DOI：10.3770/j.issn:2095-2651.2014.03.009

 作者 单位 高承华 西北师范大学大学数学系, 甘肃 兰州 730070

设$T>1$是一个整数, $\mathbb{T}=\{0,1,2,\ldots,T-1\}$. 考虑一阶离散周期边值问题$$\Delta u(t)-a(t)u(t)=\lambda u(t)+f(u(t-\tau(t)))-h(t),~~t\in\mathbb{T},$$$$u(0)=u(T)$$ 周期解的存在性, 其中, $\Delta u(t)=u(t+1)-u(t)$,\ $a:\mathbb{T}\to\mathbb{R}$ 并且满足\ $\prod^{T-1}_{t=0}(1+a(t))=1$, $\tau:\mathbb{T}\to\mathbb{Z}$, $t-\tau(t)\in\mathbb{T}$,$t\in\mathbb{T}$, $f:\mathbb{R}\to\mathbb{R}$ 连续并且满足Landesman-Lazer条件,$h:\mathbb{T}\to\mathbb{R}$.本文所用的主要工具是Rabinowitz全局分歧定理和Leray-Schauder\ 度理论.
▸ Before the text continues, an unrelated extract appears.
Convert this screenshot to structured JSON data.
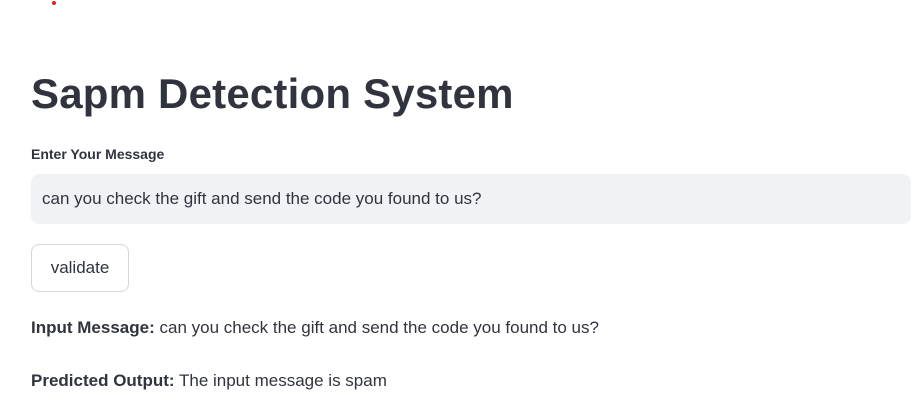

Let $T>1$ be an integer, $\mathbb{T}=\{0,1,2,\ldots,T-1\}$. This paper is concerned with the existence of periodic solutions of the discrete first-order periodic boundary value problems $$\Delta u(t)-a(t)u(t)=\lambda u(t)+f(u(t-\tau(t)))-h(t),~~t\in\mathbb{T},$$ $$u(0)=u(T),$$ where $\Delta u(t)=u(t+1)-u(t)$, $a:\mathbb{T}\to\mathbb{R}$ and satisfies $\prod^{T-1}_{t=0}(1+a(t))=1$, $\tau:\mathbb{T}\to\mathbb{Z}$ $t-\tau(t)\in\mathbb{T}$ for $t\in\mathbb{T}$, $f:\mathbb{R}\to\mathbb{R}$ is continuous and satisfies Landesman-Lazer type condition and $h:\mathbb{T}\to\mathbb{R}$. The proofs of our main results are based on the Rabinowitz's global bifurcation theorem and Leray-Schauder degree.